Он ослабел, и его унесли на санитарных носилках, уложили в постель и позвали к нему врача.
А пока я распорядился: ослабевшему его желудку давать только молоко.
Милостивая госпожа генеральша послала телеграфную депешу временному опекуну и родственникам.
Уже на другой день мой воспитанник поправился настолько, что смог пойти с нами на вокзал встречать трех теток, которые привезли ему несколько коробок игрушек и конфеты, опекуна — господина фон Выникала, его дядю, генерал-интенданта в отставке, человека с весьма деликатными манерами.
После сердечной встречи на вокзале все общество направилось в город.
По желанию госпожи генеральши я со своим воспитанником шагал в авангарде.

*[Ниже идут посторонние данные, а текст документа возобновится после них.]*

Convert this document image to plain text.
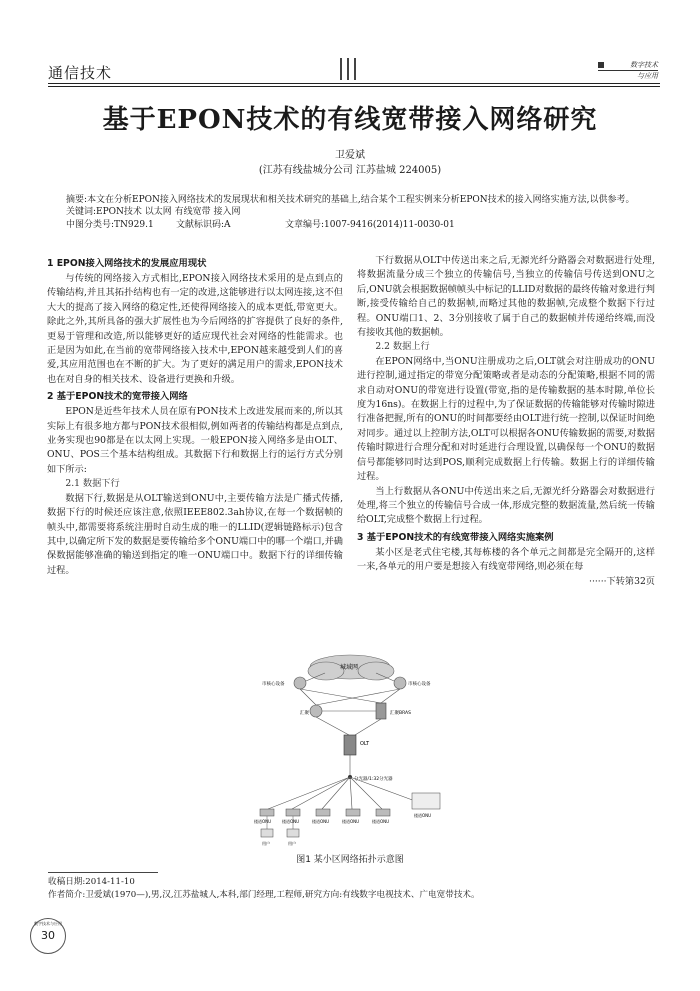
通信技术	数字技术
与应用
基于EPON技术的有线宽带接入网络研究
卫爱斌
(江苏有线盐城分公司 江苏盐城 224005)
摘要:本文在分析EPON接入网络技术的发展现状和相关技术研究的基础上,结合某个工程实例来分析EPON技术的接入网络实施方法,以供参考。
关键词:EPON技术 以太网 有线宽带 接入网
中图分类号:TN929.1 文献标识码:A	文章编号:1007-9416(2014)11-0030-01
1 EPON接入网络技术的发展应用现状

与传统的网络接入方式相比,EPON接入网络技术采用的是点到点的传输结构,并且其拓扑结构也有一定的改进,这能够进行以太网连接,这不但大大的提高了接入网络的稳定性,还使得网络接入的成本更低,带宽更大。除此之外,其所具备的强大扩展性也为今后网络的扩容提供了良好的条件,更易于管理和改造,所以能够更好的适应现代社会对网络的性能需求。也正是因为如此,在当前的宽带网络接入技术中,EPON越来越受到人们的喜爱,其应用范围也在不断的扩大。为了更好的满足用户的需求,EPON技术也在对自身的相关技术、设备进行更换和升级。

2 基于EPON技术的宽带接入网络

EPON是近些年技术人员在原有PON技术上改进发展而来的,所以其实际上有很多地方都与PON技术很相似,例如两者的传输结构都是点到点,业务实现也90都是在以太网上实现。一般EPON接入网络多是由OLT、ONU、POS三个基本结构组成。其数据下行和数据上行的运行方式分别如下所示:

2.1 数据下行

数据下行,数据是从OLT输送到ONU中,主要传输方法是广播式传播,数据下行的时候还应该注意,依照IEEE802.3ah协议,在每一个数据帧的帧头中,都需要将系统注册时自动生成的唯一的LLID(逻辑链路标示)包含其中,以确定所下发的数据是要传输给多个ONU端口中的哪一个端口,并确保数据能够准确的输送到指定的唯一ONU端口中。数据下行的详细传输过程。

下行数据从OLT中传送出来之后,无源光纤分路器会对数据进行处理,将数据流量分成三个独立的传输信号,当独立的传输信号传送到ONU之后,ONU就会根据数据帧帧头中标记的LLID对数据的最终传输对象进行判断,接受传输给自己的数据帧,而略过其他的数据帧,完成整个数据下行过程。ONU端口1、2、3分别接收了属于自己的数据帧并传递给终端,而没有接收其他的数据帧。

2.2 数据上行

在EPON网络中,当ONU注册成功之后,OLT就会对注册成功的ONU进行控制,通过指定的带宽分配策略或者是动态的分配策略,根据不同的需求自动对ONU的带宽进行设置(带宽,指的是传输数据的基本时隙,单位长度为16ns)。在数据上行的过程中,为了保证数据的传输能够对传输时隙进行准备把握,所有的ONU的时间都要经由OLT进行统一控制,以保证时间绝对同步。通过以上控制方法,OLT可以根据各ONU传输数据的需要,对数据传输时隙进行合理分配和对时延进行合理设置,以确保每一个ONU的数据信号都能够同时达到POS,顺利完成数据上行传输。数据上行的详细传输过程。

当上行数据从各ONU中传送出来之后,无源光纤分路器会对数据进行处理,将三个独立的传输信号合成一体,形成完整的数据流量,然后统一传输给OLT,完成整个数据上行过程。

3 基于EPON技术的有线宽带接入网络实施案例

某小区是老式住宅楼,其每栋楼的各个单元之间都是完全隔开的,这样一来,各单元的用户要是想接入有线宽带网络,则必须在每

······下转第32页
城域网
市核心设备	市核心设备
汇聚	汇聚BRAS
OLT
分光器/1:32分光器
楼道ONU	楼道ONU	楼道ONU	楼道ONU	楼道ONU
楼道ONU
用户	用户
图1 某小区网络拓扑示意图
收稿日期:2014-11-10
作者简介:卫爱斌(1970—),男,汉,江苏盐城人,本科,部门经理,工程师,研究方向:有线数字电视技术、广电宽带技术。
数字技术与应用
30
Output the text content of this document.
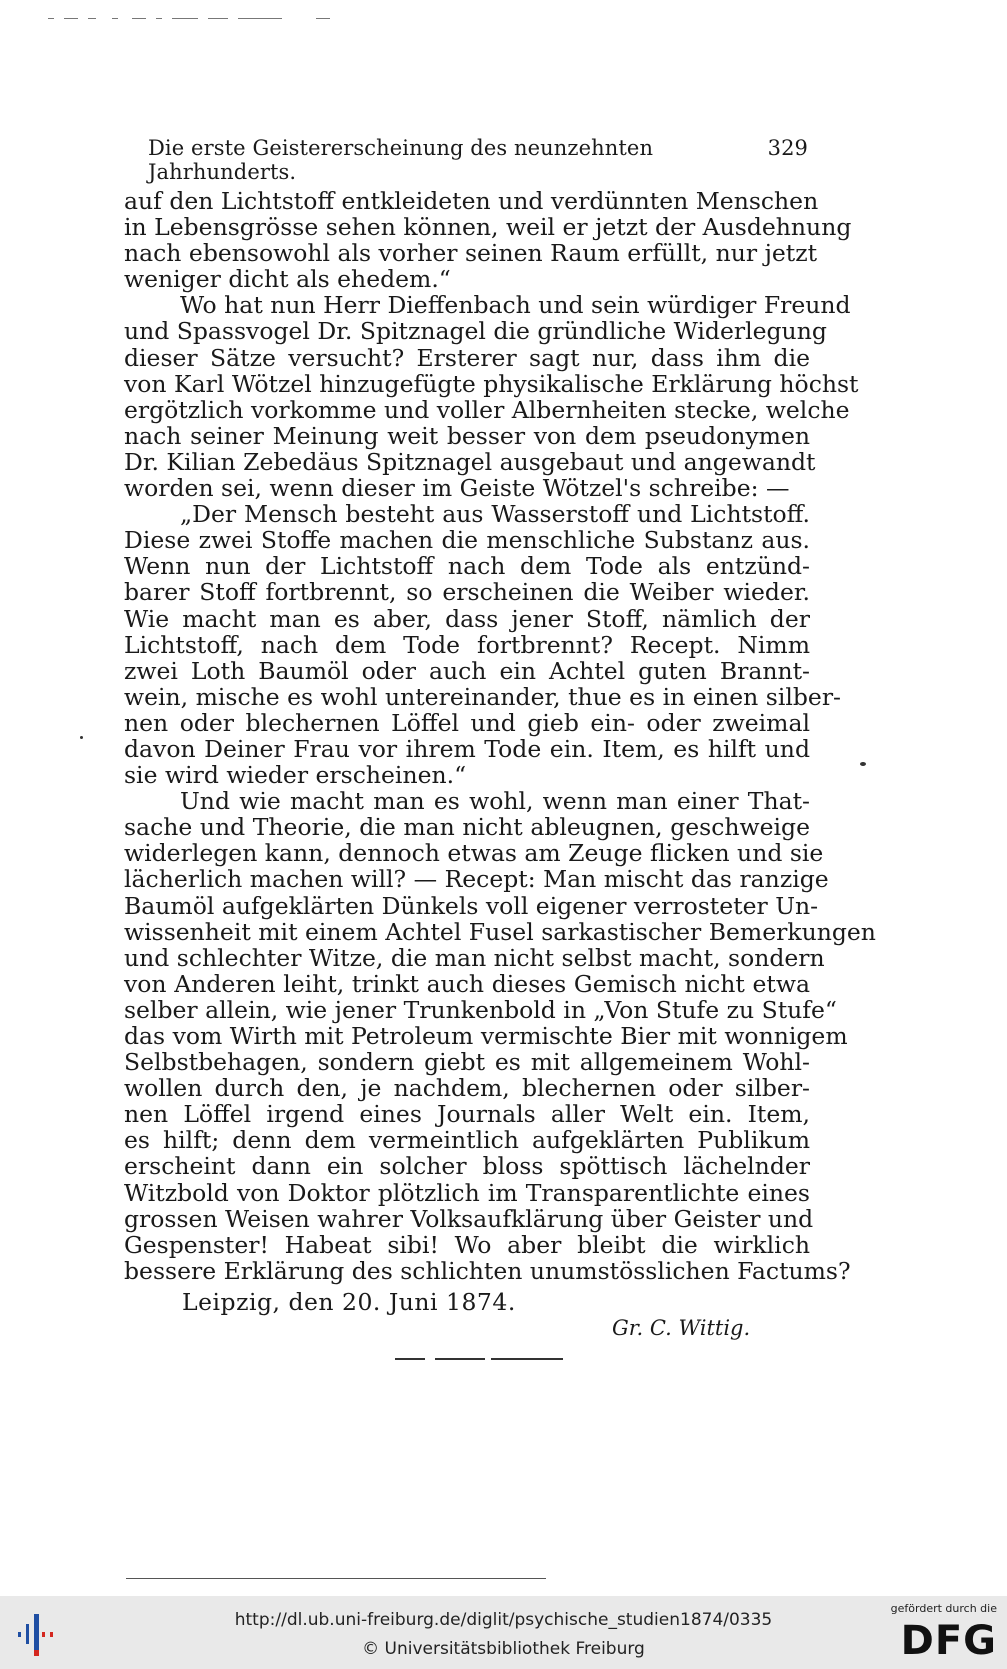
Die erste Geistererscheinung des neunzehnten Jahrhunderts.
329
auf den Lichtstoff entkleideten und verdünnten Menschen
in Lebensgrösse sehen können, weil er jetzt der Ausdehnung
nach ebensowohl als vorher seinen Raum erfüllt, nur jetzt
weniger dicht als ehedem.“
Wo hat nun Herr Dieffenbach und sein würdiger Freund
und Spassvogel Dr. Spitznagel die gründliche Widerlegung
dieser Sätze versucht? Ersterer sagt nur, dass ihm die
von Karl Wötzel hinzugefügte physikalische Erklärung höchst
ergötzlich vorkomme und voller Albernheiten stecke, welche
nach seiner Meinung weit besser von dem pseudonymen
Dr. Kilian Zebedäus Spitznagel ausgebaut und angewandt
worden sei, wenn dieser im Geiste Wötzel's schreibe: —
„Der Mensch besteht aus Wasserstoff und Lichtstoff.
Diese zwei Stoffe machen die menschliche Substanz aus.
Wenn nun der Lichtstoff nach dem Tode als entzünd-
barer Stoff fortbrennt, so erscheinen die Weiber wieder.
Wie macht man es aber, dass jener Stoff, nämlich der
Lichtstoff, nach dem Tode fortbrennt? Recept. Nimm
zwei Loth Baumöl oder auch ein Achtel guten Brannt-
wein, mische es wohl untereinander, thue es in einen silber-
nen oder blechernen Löffel und gieb ein- oder zweimal
davon Deiner Frau vor ihrem Tode ein. Item, es hilft und
sie wird wieder erscheinen.“
Und wie macht man es wohl, wenn man einer That-
sache und Theorie, die man nicht ableugnen, geschweige
widerlegen kann, dennoch etwas am Zeuge flicken und sie
lächerlich machen will? — Recept: Man mischt das ranzige
Baumöl aufgeklärten Dünkels voll eigener verrosteter Un-
wissenheit mit einem Achtel Fusel sarkastischer Bemerkungen
und schlechter Witze, die man nicht selbst macht, sondern
von Anderen leiht, trinkt auch dieses Gemisch nicht etwa
selber allein, wie jener Trunkenbold in „Von Stufe zu Stufe“
das vom Wirth mit Petroleum vermischte Bier mit wonnigem
Selbstbehagen, sondern giebt es mit allgemeinem Wohl-
wollen durch den, je nachdem, blechernen oder silber-
nen Löffel irgend eines Journals aller Welt ein. Item,
es hilft; denn dem vermeintlich aufgeklärten Publikum
erscheint dann ein solcher bloss spöttisch lächelnder
Witzbold von Doktor plötzlich im Transparentlichte eines
grossen Weisen wahrer Volksaufklärung über Geister und
Gespenster! Habeat sibi! Wo aber bleibt die wirklich
bessere Erklärung des schlichten unumstösslichen Factums?
Leipzig, den 20. Juni 1874.
Gr. C. Wittig.
http://dl.ub.uni-freiburg.de/diglit/psychische_studien1874/0335
© Universitätsbibliothek Freiburg
gefördert durch die
DFG
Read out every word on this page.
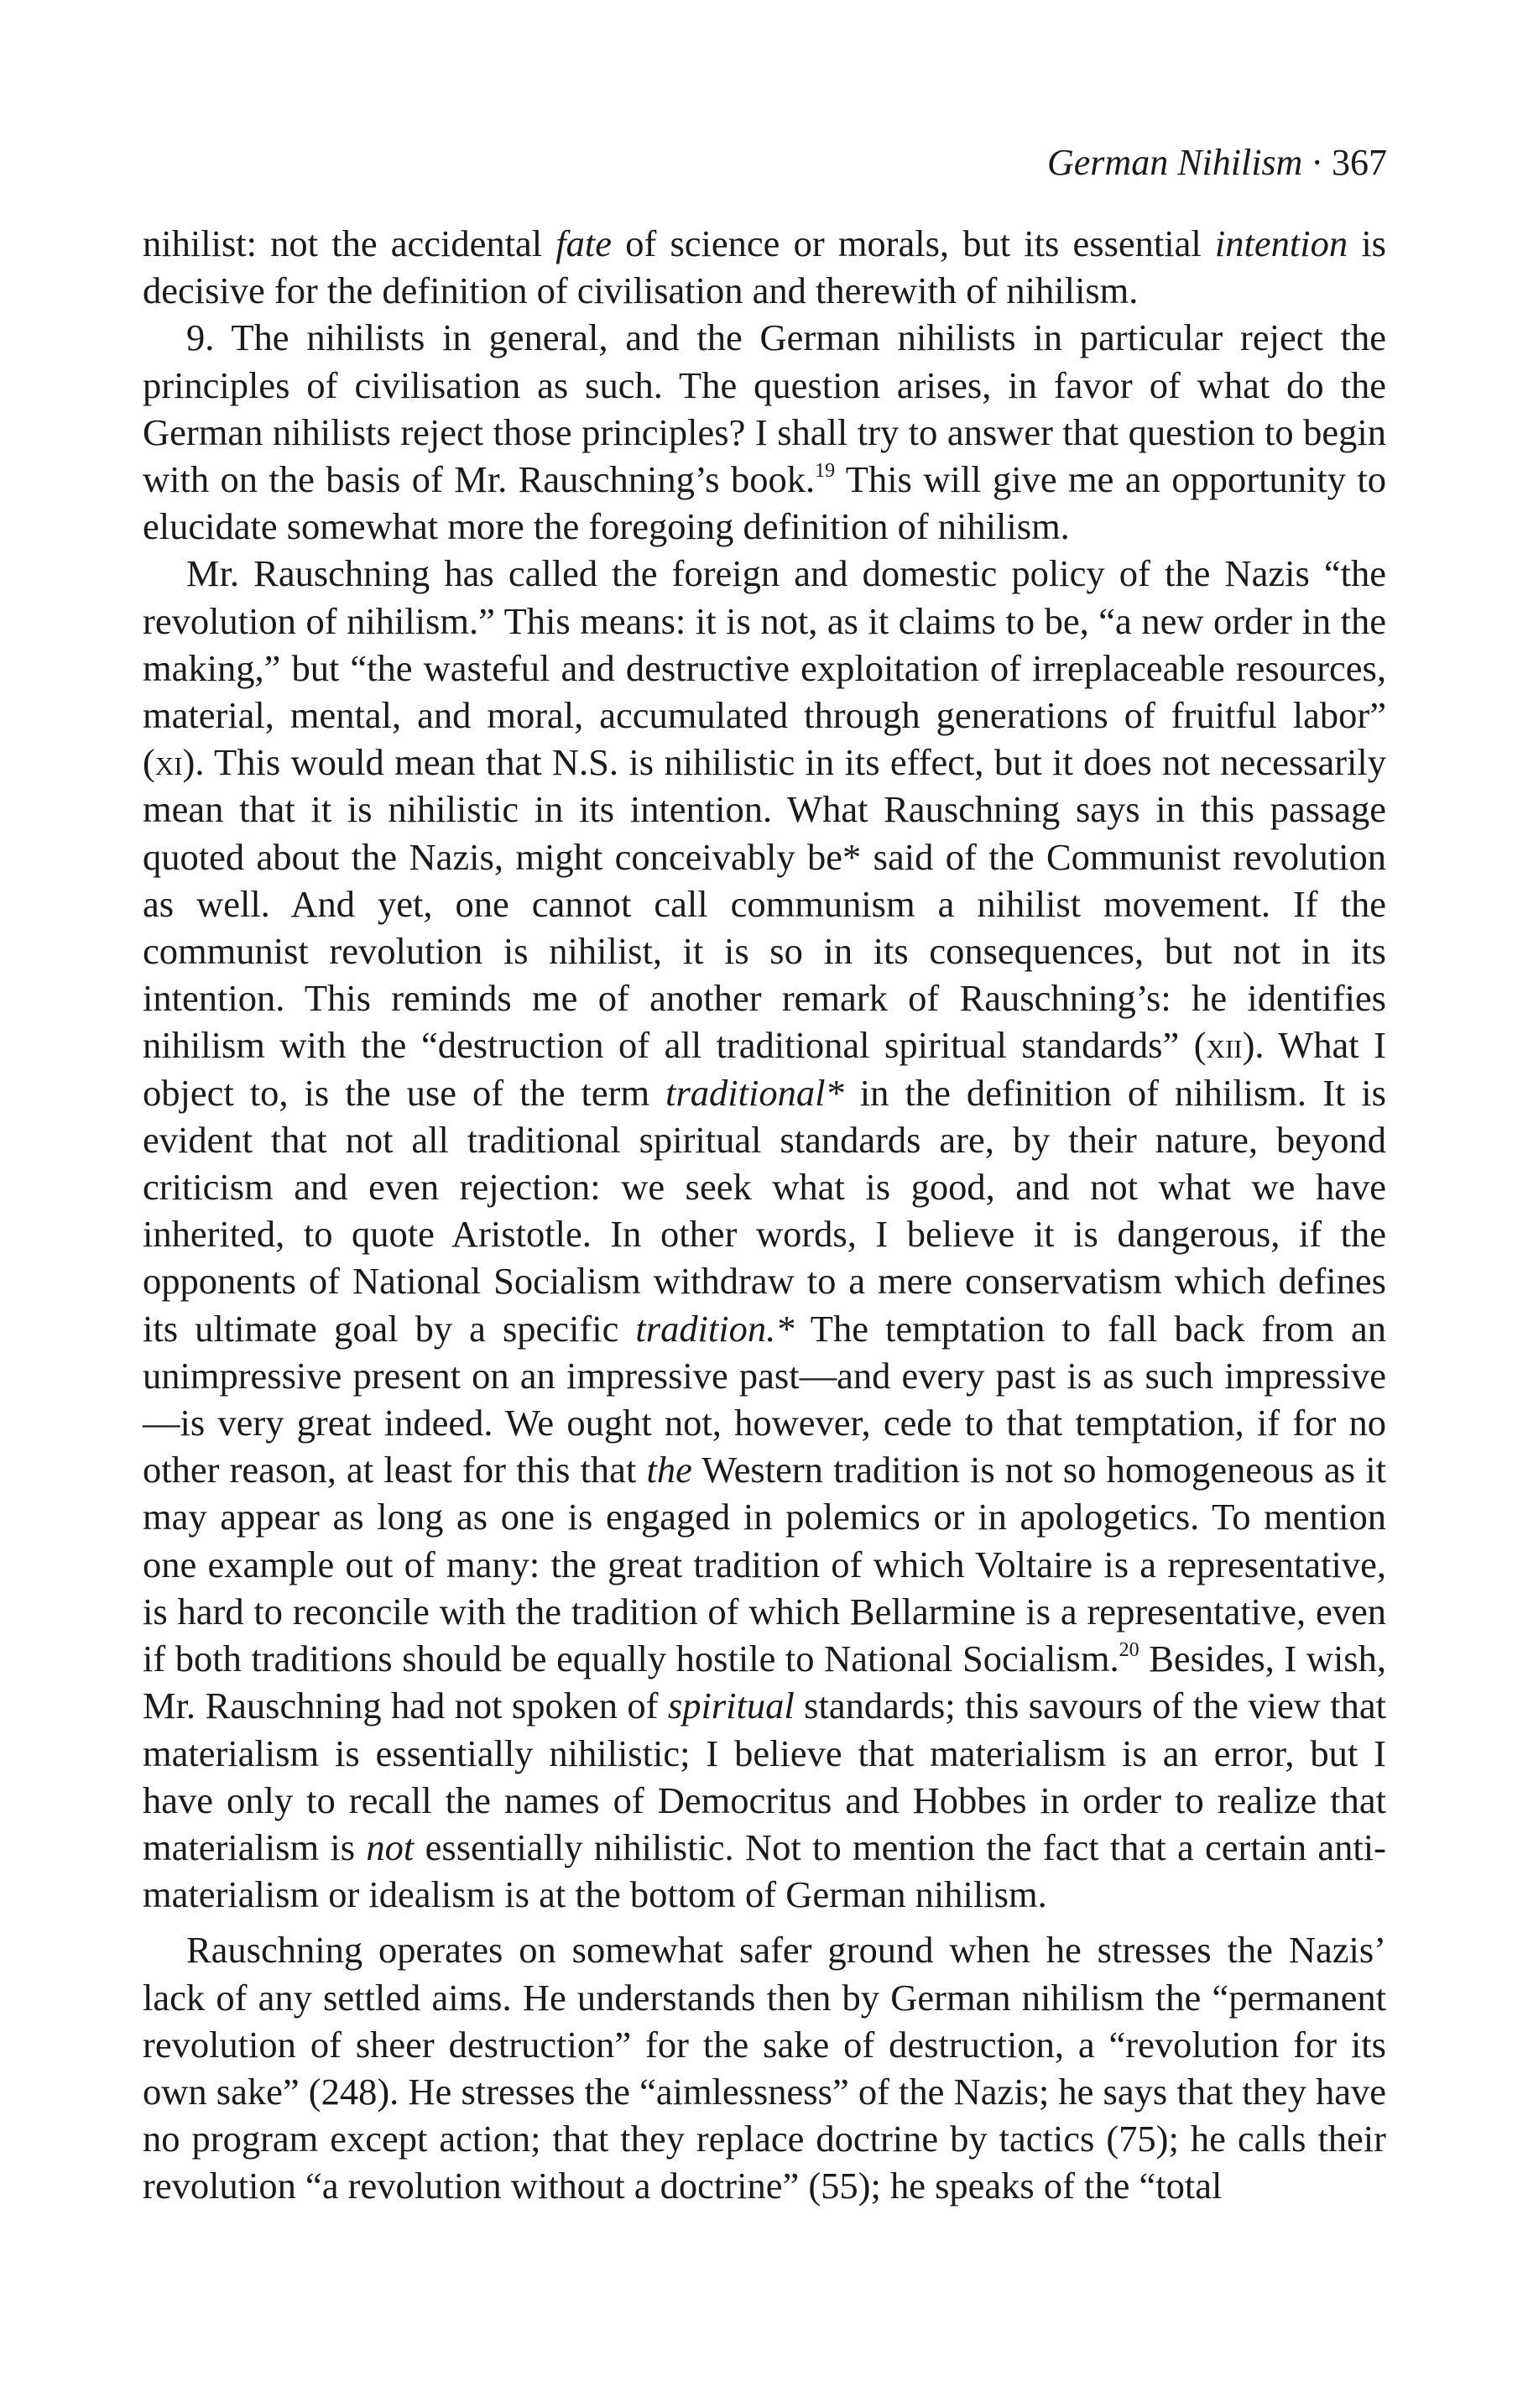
German Nihilism · 367

nihilist: not the accidental fate of science or morals, but its essential intention is decisive for the definition of civilisation and therewith of nihilism.

9. The nihilists in general, and the German nihilists in particular reject the principles of civilisation as such. The question arises, in favor of what do the German nihilists reject those principles? I shall try to answer that question to begin with on the basis of Mr. Rauschning’s book.$^{19}$ This will give me an opportunity to elucidate somewhat more the foregoing definition of nihilism.

Mr. Rauschning has called the foreign and domestic policy of the Nazis “the revolution of nihilism.” This means: it is not, as it claims to be, “a new order in the making,” but “the wasteful and destructive exploitation of irreplaceable resources, material, mental, and moral, accumulated through generations of fruitful labor” (xi). This would mean that N.S. is nihilistic in its effect, but it does not necessarily mean that it is nihilistic in its intention. What Rauschning says in this passage quoted about the Nazis, might conceivably be* said of the Communist revolution as well. And yet, one cannot call communism a nihilist movement. If the communist revolution is nihilist, it is so in its consequences, but not in its intention. This reminds me of another remark of Rauschning’s: he identifies nihilism with the “destruction of all traditional spiritual standards” (xii). What I object to, is the use of the term traditional* in the definition of nihilism. It is evident that not all traditional spiritual standards are, by their nature, beyond criticism and even rejection: we seek what is good, and not what we have inherited, to quote Aristotle. In other words, I believe it is dangerous, if the opponents of National Socialism withdraw to a mere conservatism which defines its ultimate goal by a specific tradition.* The temptation to fall back from an unimpressive present on an impressive past—and every past is as such impressive—is very great indeed. We ought not, however, cede to that temptation, if for no other reason, at least for this that the Western tradition is not so homogeneous as it may appear as long as one is engaged in polemics or in apologetics. To mention one example out of many: the great tradition of which Voltaire is a representative, is hard to reconcile with the tradition of which Bellarmine is a representative, even if both traditions should be equally hostile to National Socialism.$^{20}$ Besides, I wish, Mr. Rauschning had not spoken of spiritual standards; this savours of the view that materialism is essentially nihilistic; I believe that materialism is an error, but I have only to recall the names of Democritus and Hobbes in order to realize that materialism is not essentially nihilistic. Not to mention the fact that a certain anti-materialism or idealism is at the bottom of German nihilism.

Rauschning operates on somewhat safer ground when he stresses the Nazis’ lack of any settled aims. He understands then by German nihilism the “permanent revolution of sheer destruction” for the sake of destruction, a “revolution for its own sake” (248). He stresses the “aimlessness” of the Nazis; he says that they have no program except action; that they replace doctrine by tactics (75); he calls their revolution “a revolution without a doctrine” (55); he speaks of the “total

Пока мы шли по площади городка, в этот вечерний час весьма оживленной, Макс передразнивал знакомых своей матушки, почтительно салютующим офицерам показывал длинный нос, а когда я сделал ему замечание, он в ответ высунул язык.
Господин барон в резкой форме приказал, чтобы мы двигались в двадцати шагах позади.
Мы с Максом выполнили его требование и стали повторять некоторые латинские поговорки.
В тот вечер состоялся семейный совет, на котором, кроме меня, присутствовал также врач.
После того как генеральша рассказала обо всех своих страданиях, тетки стали плакать, обнимать ее и жалеть, а опекун, господин барон, молчал, зевал от скуки и наконец произнес:
— Ach, was?[149]
Я присоединился к мнению врача, который указал на физическую слабость мальчика, и рекомендовал закалять его, что укрепило бы слабую нервную систему.
Большую же часть совета занял обмен новостями о родственниках и знакомых.
Празднично разодетый Макс был потом приведен горничной в комнату.
Накрахмаленное жабо украшало бархатный костюм шоколадного цвета, пелеринка мягко спадала с плеч.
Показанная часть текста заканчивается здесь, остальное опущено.